I keep my CO2 as scale variable and assign the highest numerical value of
CO2 to bad companies...in SPSS for example if 2000 is the highest CO2 value
then if you know other companies highest CO2 can go up to 3500 then add
3500+ as a value label to CO2 numerical value and assign 3500 to each company
that did not report CO2... let them be assumed as highest CO2 producing for
now.
Max.
Dear sir/madam,
I am working on my master thesis and I am facing the following issue:
I have an independent variable Co2 emissions of firms and a dependent
variable Return on Assets for the same firms.

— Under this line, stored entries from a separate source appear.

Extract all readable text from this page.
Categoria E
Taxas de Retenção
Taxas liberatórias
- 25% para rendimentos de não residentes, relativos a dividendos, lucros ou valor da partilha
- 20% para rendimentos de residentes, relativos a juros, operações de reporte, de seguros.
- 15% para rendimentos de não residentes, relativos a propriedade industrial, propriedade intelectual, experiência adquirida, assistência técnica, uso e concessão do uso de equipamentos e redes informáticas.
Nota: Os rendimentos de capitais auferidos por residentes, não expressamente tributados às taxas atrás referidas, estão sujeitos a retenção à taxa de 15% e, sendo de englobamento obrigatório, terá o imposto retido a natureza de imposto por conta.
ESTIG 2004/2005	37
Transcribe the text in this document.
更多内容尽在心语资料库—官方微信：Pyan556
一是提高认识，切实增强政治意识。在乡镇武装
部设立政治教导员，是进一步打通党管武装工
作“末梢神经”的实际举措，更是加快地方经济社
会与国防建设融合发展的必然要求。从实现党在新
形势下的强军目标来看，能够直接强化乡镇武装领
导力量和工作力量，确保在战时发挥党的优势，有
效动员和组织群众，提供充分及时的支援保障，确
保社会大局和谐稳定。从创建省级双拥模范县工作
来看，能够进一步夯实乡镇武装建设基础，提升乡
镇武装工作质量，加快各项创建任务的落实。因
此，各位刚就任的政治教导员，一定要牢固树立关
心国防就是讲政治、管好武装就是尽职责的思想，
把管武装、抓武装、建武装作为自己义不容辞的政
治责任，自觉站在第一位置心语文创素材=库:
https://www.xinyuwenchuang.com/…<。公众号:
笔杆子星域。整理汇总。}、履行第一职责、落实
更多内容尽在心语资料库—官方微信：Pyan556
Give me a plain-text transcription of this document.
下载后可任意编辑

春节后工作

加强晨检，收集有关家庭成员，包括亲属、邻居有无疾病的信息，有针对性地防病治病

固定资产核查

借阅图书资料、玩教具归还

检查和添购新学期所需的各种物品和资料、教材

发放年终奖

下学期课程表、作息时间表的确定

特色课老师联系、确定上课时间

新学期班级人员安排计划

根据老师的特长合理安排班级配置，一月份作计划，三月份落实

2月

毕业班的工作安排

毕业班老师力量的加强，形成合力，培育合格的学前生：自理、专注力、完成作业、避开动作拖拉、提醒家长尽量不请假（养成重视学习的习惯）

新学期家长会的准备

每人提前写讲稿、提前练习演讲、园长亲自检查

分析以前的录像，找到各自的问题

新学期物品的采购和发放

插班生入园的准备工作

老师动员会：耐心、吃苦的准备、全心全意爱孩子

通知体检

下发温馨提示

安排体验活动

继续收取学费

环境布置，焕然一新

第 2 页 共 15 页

I have to perfrom a regression analysis using these variables (and some
control variables) however out of the 100 firms I want to research 12 do not
report Co2 emissions.
Instead of deleting them I want to somehow incorporate them into my
regression analysis as bad performers. Because these firms simply list
nothing for Co2 emissions, SPSS does not use them for regression. So I gave
these firms a 0 and created a dummy variable which identified these firms
(so I said if Co2 is 0 then dummyCo2 is 1, all others are 0). Of course this
is wrong because I distort the data by adding 12x a 0 which indicates no Co2
emissions. My question is: How can I incorporate these 12 firms into my
regression analysis as bad performers without distorting my data. What do I
have to do so that SPSS puts these firms into the regression as bad
performers?
Only thing I can come up with is transforming the Co2 data from continous to
ordinal (low, medium, high and inactive Co2 emissions), however, I'd rather
keep the emissions as continous interval data....so what are my options?